I make two overall arguments. First, sociology should take the capability of ML systems to make autonomous decisions seriously. Although this does not encompass consciousness, intentionality or meaning in any recognizable human form, it does suggest that ML systems has some capacity for agency. This sets ML systems apart from non-ML-based, human-defined algorithmic systems – whereas non-ML-based algorithmic systems can be seen as a direct extension of human decision-making, ML systems cannot. Second, ML changes the field of inter-machinic connections, or what Rahwan et al. (2019) refer to as collective machine behaviour. While sociologists have started pondering the theoretical implications of human–machine interactions involving ML systems (e.g. Esposito, 2017; Fourcade & Johns, 2020; see further Brighenti & Pavoni, 2021; Wagner-Pacifici et al., 2015), collective machine behaviour that involves ML systems remains largely unexplored from the perspective of social theory.
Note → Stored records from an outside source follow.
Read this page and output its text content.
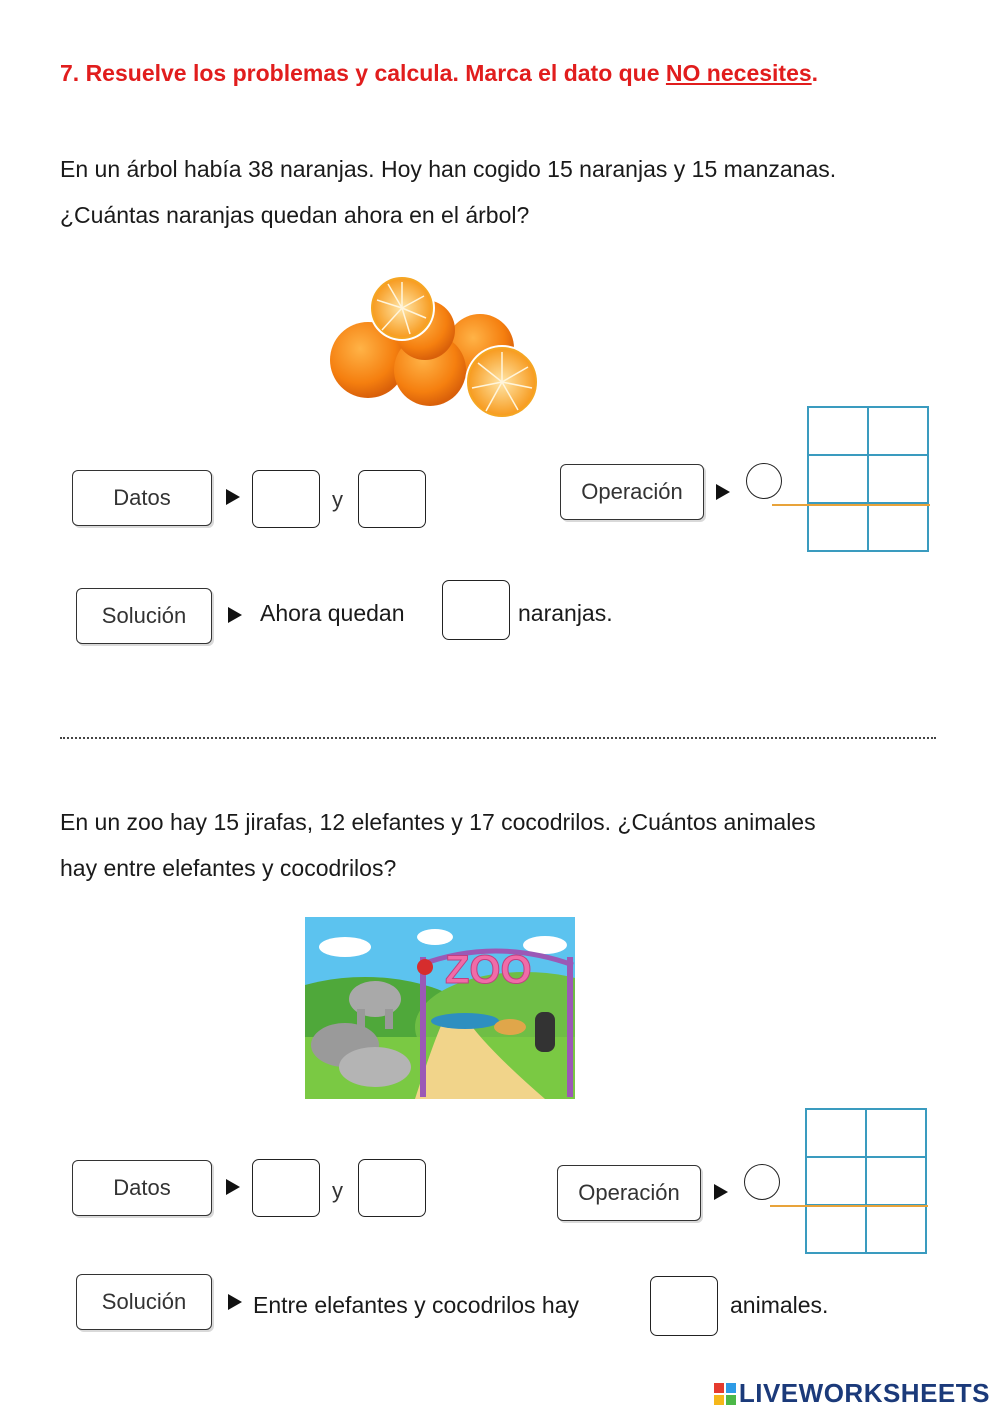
7. Resuelve los problemas y calcula. Marca el dato que NO necesites.
En un árbol había 38 naranjas. Hoy han cogido 15 naranjas y 15 manzanas.
¿Cuántas naranjas quedan ahora en el árbol?
Datos	y	Operación
Solución	Ahora quedan	naranjas.
En un zoo hay 15 jirafas, 12 elefantes y 17 cocodrilos. ¿Cuántos animales
hay entre elefantes y cocodrilos?
ZOO
Datos	y	Operación
Solución	Entre elefantes y cocodrilos hay	animales.
LIVEWORKSHEETS
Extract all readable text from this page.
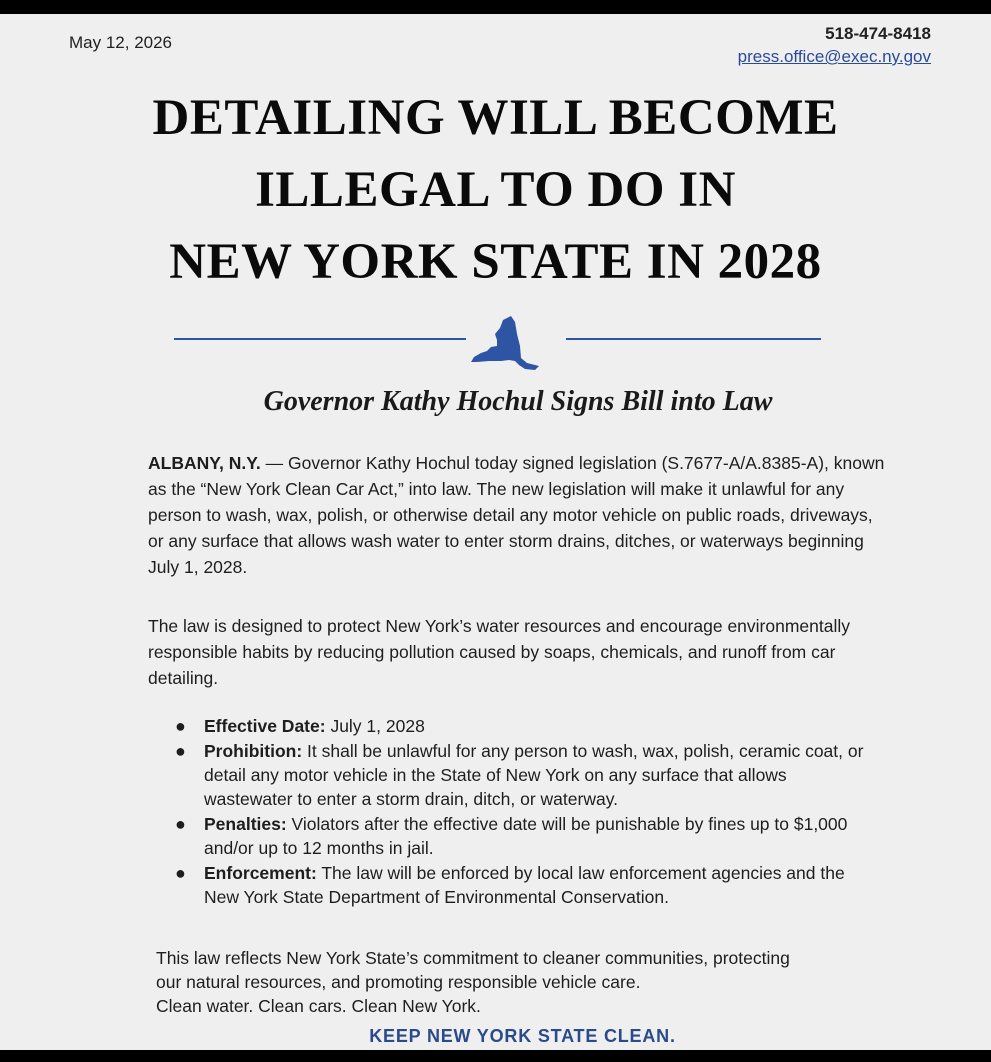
May 12, 2026	518-474-8418
press.office@exec.ny.gov
DETAILING WILL BECOME
ILLEGAL TO DO IN
NEW YORK STATE IN 2028
Governor Kathy Hochul Signs Bill into Law
ALBANY, N.Y. — Governor Kathy Hochul today signed legislation (S.7677-A/A.8385-A), known as the “New York Clean Car Act,” into law. The new legislation will make it unlawful for any person to wash, wax, polish, or otherwise detail any motor vehicle on public roads, driveways, or any surface that allows wash water to enter storm drains, ditches, or waterways beginning July 1, 2028.
The law is designed to protect New York’s water resources and encourage environmentally responsible habits by reducing pollution caused by soaps, chemicals, and runoff from car detailing.
● Effective Date: July 1, 2028
● Prohibition: It shall be unlawful for any person to wash, wax, polish, ceramic coat, or detail any motor vehicle in the State of New York on any surface that allows wastewater to enter a storm drain, ditch, or waterway.
● Penalties: Violators after the effective date will be punishable by fines up to $1,000 and/or up to 12 months in jail.
● Enforcement: The law will be enforced by local law enforcement agencies and the New York State Department of Environmental Conservation.
This law reflects New York State’s commitment to cleaner communities, protecting
our natural resources, and promoting responsible vehicle care.
Clean water. Clean cars. Clean New York.
KEEP NEW YORK STATE CLEAN.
As Edelmann et al. remark, ‘Sociologists have […] left mostly untheorized the ways that interaction between machines themselves can shape patterns of human behavior and social organization as well’ (2020, p. 74). Therefore, this article pays particular attention to this level of collective machine behaviour which, given the ML systems’ capacity for agency, is irreducible to human decision-making.

I contend that automated securities trading is a relevant field to study inter-machinic connections and collective machine behaviour, although I believe that the theoretical reflections presented in this article have wider applications and capture the role of ML systems in non-financial domains as well. Briefly, the evolution of securities trading looks like this: In the past, decisions to buy or sell securities were made by human traders flocking on exchange trading floors. Alongside the increasing computerization of society, and at a particular speed since the early 2000s, human traders have been progressively replaced by fully automated computer algorithms; thus, in many markets today, most buy and sell orders are sent by the so-called high-frequency trading (HFT) algorithms (MacKenzie, 2021). These are fully automated, high-speed algorithms that place orders without human intervention, and which typically respond to market developments within microseconds, that is, millionths of a second (Lange, 2016; Lange et al., 2016; MacKenzie, 2018a, 2018b, 2021; Pardo-Guerra, 2019; Seyfert, 2016; see also Svetlova, 2021). Such algorithms are conceived by humans and, thus, act out human intentionality. However, during the past 5 years, ML systems have been gaining traction in financial markets, including for automated trading purposes, and this has given rise to trading strategies that are entirely machine generated (Guida, 2019; Hansen, 2020, 2021; Hansen & Borch, 2021; López de Prado, 2018).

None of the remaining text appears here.